While most Aussies are holding onto their physical cards, the study found that their popularity is gradually reducing with the rise in mobile payments. At the current rate, all payments in the country will be made via mobile wallets by 2032, the study estimated.

However, according to one money expert, the estimate is unrealistic. Joel Gibson drew parallels with the perceived demise of cash, which, despite the rise in digital payments, still plays an important role in many countries.

“As long as cash is in circulation, then a small percentage of transactions will always be cash because there will be some people who prefer it in certain situations. I think it’s the same with physical cards.”

The country’s card sector was handed a big boost last month when the central bank announced that it intends to end card surcharges in a move that could save Australians $780 million annually.

“Our goal is a more competitive, efficient and safe payments system for everyone,” Governor Michele Bullock commented.

Beyond cards, the country is pursuing tokenized asset settlement under Project Acacia, which entered a new phase last month and is exploring 24 use cases.

US NIST issues new digital identity guidelines

In the United States, the National Institute of Standards and Technology (NIST) has issued new guidelines for using digital identity and passkeys in its first update for the sector since 2017.
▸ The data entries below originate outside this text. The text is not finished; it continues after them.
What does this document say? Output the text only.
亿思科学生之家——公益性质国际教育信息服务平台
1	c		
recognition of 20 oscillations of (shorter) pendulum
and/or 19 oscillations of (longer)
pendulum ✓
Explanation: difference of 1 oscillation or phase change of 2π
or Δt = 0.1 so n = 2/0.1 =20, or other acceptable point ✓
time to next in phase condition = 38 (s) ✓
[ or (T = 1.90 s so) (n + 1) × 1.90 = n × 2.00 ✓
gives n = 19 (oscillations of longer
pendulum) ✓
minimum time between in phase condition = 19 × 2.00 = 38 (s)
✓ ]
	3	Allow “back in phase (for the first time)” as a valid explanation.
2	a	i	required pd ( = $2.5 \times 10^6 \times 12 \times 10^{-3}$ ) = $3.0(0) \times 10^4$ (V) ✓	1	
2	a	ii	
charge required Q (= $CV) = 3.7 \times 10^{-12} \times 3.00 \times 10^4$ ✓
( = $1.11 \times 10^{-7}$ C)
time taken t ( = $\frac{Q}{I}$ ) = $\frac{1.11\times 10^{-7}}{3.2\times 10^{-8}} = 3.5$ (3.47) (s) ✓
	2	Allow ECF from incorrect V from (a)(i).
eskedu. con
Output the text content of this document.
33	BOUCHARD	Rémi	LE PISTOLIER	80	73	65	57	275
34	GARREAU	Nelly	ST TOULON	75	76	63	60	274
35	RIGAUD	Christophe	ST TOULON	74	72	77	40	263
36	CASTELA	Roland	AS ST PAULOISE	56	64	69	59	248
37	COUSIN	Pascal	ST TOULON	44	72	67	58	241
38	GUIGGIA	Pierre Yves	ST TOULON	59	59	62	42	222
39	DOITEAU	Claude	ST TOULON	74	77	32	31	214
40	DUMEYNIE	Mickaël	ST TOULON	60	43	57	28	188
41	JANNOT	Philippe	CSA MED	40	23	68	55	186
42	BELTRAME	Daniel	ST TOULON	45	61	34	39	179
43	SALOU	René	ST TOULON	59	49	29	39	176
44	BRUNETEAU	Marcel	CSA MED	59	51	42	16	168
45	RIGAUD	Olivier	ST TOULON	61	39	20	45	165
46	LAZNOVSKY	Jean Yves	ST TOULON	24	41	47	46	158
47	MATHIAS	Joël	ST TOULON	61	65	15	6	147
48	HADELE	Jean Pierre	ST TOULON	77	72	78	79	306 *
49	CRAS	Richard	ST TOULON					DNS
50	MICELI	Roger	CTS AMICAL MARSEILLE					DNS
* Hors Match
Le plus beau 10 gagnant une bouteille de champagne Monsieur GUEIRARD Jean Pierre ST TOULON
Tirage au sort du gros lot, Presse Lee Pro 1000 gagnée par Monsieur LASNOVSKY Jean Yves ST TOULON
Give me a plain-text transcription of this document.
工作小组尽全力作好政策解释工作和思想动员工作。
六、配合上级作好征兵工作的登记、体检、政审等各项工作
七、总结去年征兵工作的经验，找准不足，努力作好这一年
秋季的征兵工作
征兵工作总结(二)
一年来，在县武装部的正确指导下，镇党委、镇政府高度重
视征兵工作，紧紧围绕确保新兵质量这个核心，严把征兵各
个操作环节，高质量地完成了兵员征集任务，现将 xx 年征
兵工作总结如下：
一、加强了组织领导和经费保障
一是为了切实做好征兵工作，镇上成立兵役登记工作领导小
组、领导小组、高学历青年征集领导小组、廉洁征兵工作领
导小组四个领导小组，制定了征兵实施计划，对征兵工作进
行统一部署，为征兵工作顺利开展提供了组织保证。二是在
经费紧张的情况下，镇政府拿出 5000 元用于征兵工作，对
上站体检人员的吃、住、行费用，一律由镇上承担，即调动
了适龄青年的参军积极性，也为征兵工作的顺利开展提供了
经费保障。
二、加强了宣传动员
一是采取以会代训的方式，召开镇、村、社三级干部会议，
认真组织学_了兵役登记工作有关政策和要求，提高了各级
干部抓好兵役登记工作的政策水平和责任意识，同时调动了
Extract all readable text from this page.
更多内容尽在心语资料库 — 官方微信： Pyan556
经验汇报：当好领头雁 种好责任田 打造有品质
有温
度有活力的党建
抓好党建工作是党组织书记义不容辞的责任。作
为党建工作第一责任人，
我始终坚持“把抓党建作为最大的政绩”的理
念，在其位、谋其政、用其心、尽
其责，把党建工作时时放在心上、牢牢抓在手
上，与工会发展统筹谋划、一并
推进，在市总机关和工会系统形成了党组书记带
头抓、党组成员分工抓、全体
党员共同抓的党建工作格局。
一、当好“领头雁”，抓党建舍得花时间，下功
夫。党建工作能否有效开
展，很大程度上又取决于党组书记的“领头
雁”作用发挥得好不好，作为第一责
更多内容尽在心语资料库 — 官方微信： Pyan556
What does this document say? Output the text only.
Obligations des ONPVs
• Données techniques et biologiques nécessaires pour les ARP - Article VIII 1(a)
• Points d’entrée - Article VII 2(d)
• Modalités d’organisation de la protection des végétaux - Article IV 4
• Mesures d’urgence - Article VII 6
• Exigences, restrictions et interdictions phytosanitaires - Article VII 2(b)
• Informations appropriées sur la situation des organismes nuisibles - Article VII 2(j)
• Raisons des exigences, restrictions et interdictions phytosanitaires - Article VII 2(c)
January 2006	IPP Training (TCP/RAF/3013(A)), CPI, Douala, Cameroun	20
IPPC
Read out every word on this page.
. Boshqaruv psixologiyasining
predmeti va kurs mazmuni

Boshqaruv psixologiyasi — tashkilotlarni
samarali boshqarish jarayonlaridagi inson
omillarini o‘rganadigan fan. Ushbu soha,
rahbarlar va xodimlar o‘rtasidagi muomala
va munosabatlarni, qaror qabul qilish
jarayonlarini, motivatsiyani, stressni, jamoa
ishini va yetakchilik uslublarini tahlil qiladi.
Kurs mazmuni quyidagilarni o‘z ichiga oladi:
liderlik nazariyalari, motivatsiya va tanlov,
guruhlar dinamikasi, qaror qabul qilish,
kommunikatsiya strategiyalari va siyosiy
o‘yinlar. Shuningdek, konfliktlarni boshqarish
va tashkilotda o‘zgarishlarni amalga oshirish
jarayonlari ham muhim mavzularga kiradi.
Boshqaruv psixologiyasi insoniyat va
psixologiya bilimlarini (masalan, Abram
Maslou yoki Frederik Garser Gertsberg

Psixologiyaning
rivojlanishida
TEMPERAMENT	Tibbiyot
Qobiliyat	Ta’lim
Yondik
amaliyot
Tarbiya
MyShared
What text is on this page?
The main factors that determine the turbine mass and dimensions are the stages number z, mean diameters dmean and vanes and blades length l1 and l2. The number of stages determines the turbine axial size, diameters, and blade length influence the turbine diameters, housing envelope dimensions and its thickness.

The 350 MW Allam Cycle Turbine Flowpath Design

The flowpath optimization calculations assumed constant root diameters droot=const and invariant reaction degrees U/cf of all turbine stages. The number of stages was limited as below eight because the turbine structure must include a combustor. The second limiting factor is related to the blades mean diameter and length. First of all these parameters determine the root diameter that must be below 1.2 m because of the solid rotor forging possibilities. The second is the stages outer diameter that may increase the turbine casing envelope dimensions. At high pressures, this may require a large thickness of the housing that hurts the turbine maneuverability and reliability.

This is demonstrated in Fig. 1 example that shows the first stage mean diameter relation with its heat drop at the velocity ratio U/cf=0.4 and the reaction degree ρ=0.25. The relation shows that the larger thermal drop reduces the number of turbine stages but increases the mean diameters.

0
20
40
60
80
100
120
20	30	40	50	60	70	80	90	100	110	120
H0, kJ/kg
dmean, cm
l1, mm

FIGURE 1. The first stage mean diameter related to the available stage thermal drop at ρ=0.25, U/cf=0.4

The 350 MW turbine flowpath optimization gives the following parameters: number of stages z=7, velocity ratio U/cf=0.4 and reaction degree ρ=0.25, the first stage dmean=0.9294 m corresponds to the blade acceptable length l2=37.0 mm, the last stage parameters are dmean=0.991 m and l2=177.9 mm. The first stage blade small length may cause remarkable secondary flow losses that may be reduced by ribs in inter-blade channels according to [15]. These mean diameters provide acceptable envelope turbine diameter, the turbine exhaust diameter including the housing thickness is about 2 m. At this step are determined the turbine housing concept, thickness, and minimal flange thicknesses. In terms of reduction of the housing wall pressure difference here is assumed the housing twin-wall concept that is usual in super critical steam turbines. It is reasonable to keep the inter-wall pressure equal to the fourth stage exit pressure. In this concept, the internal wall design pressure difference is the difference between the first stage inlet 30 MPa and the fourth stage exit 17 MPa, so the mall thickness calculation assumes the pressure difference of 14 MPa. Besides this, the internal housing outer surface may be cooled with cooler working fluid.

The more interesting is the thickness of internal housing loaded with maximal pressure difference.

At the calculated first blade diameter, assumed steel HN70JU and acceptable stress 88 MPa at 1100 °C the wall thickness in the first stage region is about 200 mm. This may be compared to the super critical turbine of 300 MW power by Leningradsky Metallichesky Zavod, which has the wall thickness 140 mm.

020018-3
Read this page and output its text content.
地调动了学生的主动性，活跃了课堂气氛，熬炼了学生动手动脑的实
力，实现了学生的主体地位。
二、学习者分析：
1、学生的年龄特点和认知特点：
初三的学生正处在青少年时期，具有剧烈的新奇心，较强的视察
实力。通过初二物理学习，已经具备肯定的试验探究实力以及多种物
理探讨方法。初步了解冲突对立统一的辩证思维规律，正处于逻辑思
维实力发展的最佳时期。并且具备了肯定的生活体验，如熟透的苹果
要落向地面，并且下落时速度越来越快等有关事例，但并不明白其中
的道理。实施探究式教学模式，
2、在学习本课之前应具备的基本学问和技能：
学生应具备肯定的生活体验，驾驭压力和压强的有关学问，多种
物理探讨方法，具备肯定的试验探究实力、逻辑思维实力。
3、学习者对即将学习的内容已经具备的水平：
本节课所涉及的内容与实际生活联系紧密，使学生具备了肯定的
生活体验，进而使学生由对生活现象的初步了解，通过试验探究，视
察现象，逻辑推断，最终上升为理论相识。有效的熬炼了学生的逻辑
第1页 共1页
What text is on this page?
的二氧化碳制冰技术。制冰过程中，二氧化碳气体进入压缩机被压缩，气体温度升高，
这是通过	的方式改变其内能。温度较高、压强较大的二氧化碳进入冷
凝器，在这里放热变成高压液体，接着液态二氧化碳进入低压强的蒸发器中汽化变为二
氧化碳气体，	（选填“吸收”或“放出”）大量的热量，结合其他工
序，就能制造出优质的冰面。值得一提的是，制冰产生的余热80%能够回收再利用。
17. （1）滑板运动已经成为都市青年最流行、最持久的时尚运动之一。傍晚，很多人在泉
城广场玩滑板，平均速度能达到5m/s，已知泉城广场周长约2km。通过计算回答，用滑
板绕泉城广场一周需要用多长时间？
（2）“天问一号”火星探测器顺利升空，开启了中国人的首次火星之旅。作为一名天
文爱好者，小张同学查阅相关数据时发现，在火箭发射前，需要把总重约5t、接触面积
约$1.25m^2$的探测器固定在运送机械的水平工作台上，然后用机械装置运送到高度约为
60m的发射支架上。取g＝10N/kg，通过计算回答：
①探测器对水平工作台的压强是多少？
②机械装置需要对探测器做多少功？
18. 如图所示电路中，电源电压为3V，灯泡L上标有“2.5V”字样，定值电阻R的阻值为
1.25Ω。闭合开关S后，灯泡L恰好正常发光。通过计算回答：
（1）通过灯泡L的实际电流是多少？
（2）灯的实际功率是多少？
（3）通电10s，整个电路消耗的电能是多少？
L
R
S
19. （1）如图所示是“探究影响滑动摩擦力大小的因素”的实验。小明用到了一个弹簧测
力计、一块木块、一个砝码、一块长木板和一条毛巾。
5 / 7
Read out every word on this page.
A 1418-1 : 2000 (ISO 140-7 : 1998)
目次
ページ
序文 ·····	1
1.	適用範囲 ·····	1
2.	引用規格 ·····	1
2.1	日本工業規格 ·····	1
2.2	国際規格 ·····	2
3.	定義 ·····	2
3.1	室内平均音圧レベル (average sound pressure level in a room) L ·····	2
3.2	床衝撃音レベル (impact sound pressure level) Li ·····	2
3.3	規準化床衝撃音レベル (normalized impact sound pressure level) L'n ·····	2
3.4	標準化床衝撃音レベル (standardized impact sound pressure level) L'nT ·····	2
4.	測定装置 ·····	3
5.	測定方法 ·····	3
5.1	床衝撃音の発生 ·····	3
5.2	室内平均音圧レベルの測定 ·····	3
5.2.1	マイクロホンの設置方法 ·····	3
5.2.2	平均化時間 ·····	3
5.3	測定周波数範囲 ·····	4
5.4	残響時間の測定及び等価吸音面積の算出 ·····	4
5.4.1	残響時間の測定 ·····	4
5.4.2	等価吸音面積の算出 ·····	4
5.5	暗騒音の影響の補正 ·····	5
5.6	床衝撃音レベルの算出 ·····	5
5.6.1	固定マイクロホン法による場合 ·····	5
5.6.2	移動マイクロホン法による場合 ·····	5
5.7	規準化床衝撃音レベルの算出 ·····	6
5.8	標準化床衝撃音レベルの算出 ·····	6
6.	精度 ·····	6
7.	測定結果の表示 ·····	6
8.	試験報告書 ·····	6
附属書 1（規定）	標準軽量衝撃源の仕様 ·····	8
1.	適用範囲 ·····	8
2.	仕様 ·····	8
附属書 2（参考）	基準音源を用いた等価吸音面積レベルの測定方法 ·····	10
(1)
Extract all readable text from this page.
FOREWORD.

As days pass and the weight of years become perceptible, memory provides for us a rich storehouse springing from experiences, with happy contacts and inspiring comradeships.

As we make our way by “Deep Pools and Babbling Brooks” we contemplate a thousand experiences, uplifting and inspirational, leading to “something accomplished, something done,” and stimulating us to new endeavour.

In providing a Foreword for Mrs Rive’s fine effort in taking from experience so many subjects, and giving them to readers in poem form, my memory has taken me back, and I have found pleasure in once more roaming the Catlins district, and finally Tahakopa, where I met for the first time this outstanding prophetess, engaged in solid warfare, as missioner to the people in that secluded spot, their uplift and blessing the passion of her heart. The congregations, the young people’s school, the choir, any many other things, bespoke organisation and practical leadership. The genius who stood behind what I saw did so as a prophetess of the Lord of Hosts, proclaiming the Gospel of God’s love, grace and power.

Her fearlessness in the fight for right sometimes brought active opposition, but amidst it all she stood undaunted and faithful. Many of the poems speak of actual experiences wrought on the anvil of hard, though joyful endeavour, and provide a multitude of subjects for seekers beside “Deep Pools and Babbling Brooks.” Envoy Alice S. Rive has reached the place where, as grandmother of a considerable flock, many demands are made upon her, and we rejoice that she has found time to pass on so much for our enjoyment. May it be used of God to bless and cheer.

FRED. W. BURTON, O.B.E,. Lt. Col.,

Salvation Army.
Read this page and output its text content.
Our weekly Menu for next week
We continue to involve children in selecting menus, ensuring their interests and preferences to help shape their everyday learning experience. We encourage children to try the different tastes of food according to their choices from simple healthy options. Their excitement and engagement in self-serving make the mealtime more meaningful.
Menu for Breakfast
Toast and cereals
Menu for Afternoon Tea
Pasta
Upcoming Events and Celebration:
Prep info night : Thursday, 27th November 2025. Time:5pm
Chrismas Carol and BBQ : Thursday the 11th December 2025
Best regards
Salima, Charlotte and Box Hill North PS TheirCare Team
NIST published SP 800-63 Revision 4 on August 1, describing it as the culmination of a process that started in 2021 and incorporated over 6,000 public comments. The update breaks down the new technical requirements and processes to integrate digital ID, including the security and privacy demands. It doubles down on identity being “a team sport” that must involve experts in privacy, cybersecurity, program integrity, user experience, and more.

The updated guidelines include a revised risk management process, proposals for continuous evaluation metrics, new fraud check requirements, and recommendations for new identity proofing processes.

NIST has also doubled down on its demand for controls addressing forged media at a time when deepfakes have become a global scourge. Recent data shows that there were 20% more deepfake incidents in Q1 this year alone than there were in all of 2024. Deepfakes now account for 7% of all fraud attacks globally, a 2,000% rise in the past three years.